Dua Puluh Empat

18.2K 687 13
                                    

Sava menggeleng menjawab pertanyaan pembina lembaga yang di mana dia dimintai untuk bertahan hingga majalah kampus selesai diumumkan. Keputusan gadis itu sudah bulat untuk memilih mengundurkan diri dari lembaga karena tak mau anggota lembaga semakin tak menyukainya.

Siapapun pasti merasakan bagaimana rasanya dibenci oleh orang yang cukup dekat. Selain canggung, menatap wajah mereka saja tak berani, Sava bahkan merasakannya sendiri. Setelah dia mengetahui kalau anggota lembaga tak menyukainya, sekadar menatap wajah mereka saja Sava tak berani.

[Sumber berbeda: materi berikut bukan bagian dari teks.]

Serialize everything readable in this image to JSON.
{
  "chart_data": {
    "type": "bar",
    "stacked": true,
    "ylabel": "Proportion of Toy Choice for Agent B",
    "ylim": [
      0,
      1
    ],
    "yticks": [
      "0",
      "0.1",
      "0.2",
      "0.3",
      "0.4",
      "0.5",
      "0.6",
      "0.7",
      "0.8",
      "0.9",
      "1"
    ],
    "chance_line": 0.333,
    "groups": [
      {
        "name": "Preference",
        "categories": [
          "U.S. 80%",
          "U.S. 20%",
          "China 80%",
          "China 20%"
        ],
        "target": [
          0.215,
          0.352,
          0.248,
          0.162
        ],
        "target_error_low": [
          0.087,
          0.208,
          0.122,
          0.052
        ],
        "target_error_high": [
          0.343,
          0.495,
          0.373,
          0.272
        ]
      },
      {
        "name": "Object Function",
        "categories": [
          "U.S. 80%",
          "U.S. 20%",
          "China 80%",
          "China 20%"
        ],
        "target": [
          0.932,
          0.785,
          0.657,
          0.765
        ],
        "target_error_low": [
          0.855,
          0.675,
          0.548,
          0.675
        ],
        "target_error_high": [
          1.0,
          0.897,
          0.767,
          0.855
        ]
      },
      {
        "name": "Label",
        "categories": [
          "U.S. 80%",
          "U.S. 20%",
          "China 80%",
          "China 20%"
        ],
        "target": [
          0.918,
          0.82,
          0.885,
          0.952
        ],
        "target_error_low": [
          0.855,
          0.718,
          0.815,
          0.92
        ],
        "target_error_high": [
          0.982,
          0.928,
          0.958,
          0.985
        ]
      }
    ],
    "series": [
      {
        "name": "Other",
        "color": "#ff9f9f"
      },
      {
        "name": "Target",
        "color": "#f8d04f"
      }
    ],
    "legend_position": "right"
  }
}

Bersyukurnya saat berbicara dengan pembina lembaga, mereka dia di dalam ruangan yang hanya ada Sava, Azka selaku ketua lembaga, dan pembina lembaga.

"Proses pembuatan majalah kampus sudah memasuki tahap akhir, kamu yakin mau keluar?" tanya Dona selaku pembina lembaga.

Sava mengangguk, dia lalu menjawab, "Yakin, Bu. Saya beneran mau keluar dari lembaga."

"Sangat disayangkan kalau kamu keluar, saya tahu bagaimana perjuangan kamu selama ini agar projek majalah kampus bisa sukses. Kami benar-benar akan kehilangan orang seperti kamu. Jadi saya mohon, pertimbangkan lagi keinginan kamu yang ingin mengundurkan diri."

Sava menunduk mendengar perkataan Dona. Memang sangat disayangkan dia keluar dari lembaga padahal dia sudah berjuang demi lembaganya, melakukan apapun agar lembaga dan projek mereka bisa sukses. Namun, Sava juga tak bisa tinggal di lingkungan orang-orang yang membencinya.

"Mereka hanya minta ganti Pimred, 'kan? Gak usah dipikirin," timpal Azka berusaha agar Sava tak mengundurkan diri. Pasalnya, Sava sudah melakukan apapun demi lembaga.

"Keputusannya udah bulat, saya akan mengundurkan diri, Bu."

"Bisa kamu pertimbangkan lagi, Sava. Kamu sangat berkompeten di lembaga ini. Bulan depan kita juga akan mengikuti lomba majalah, kami butuh orang seperti kamu." Dona kembali membujuk Sava agar menghentikan niatnya mengundurkan diri.

"Maaf, Bu," ucap Sava seraya menunduk dalam.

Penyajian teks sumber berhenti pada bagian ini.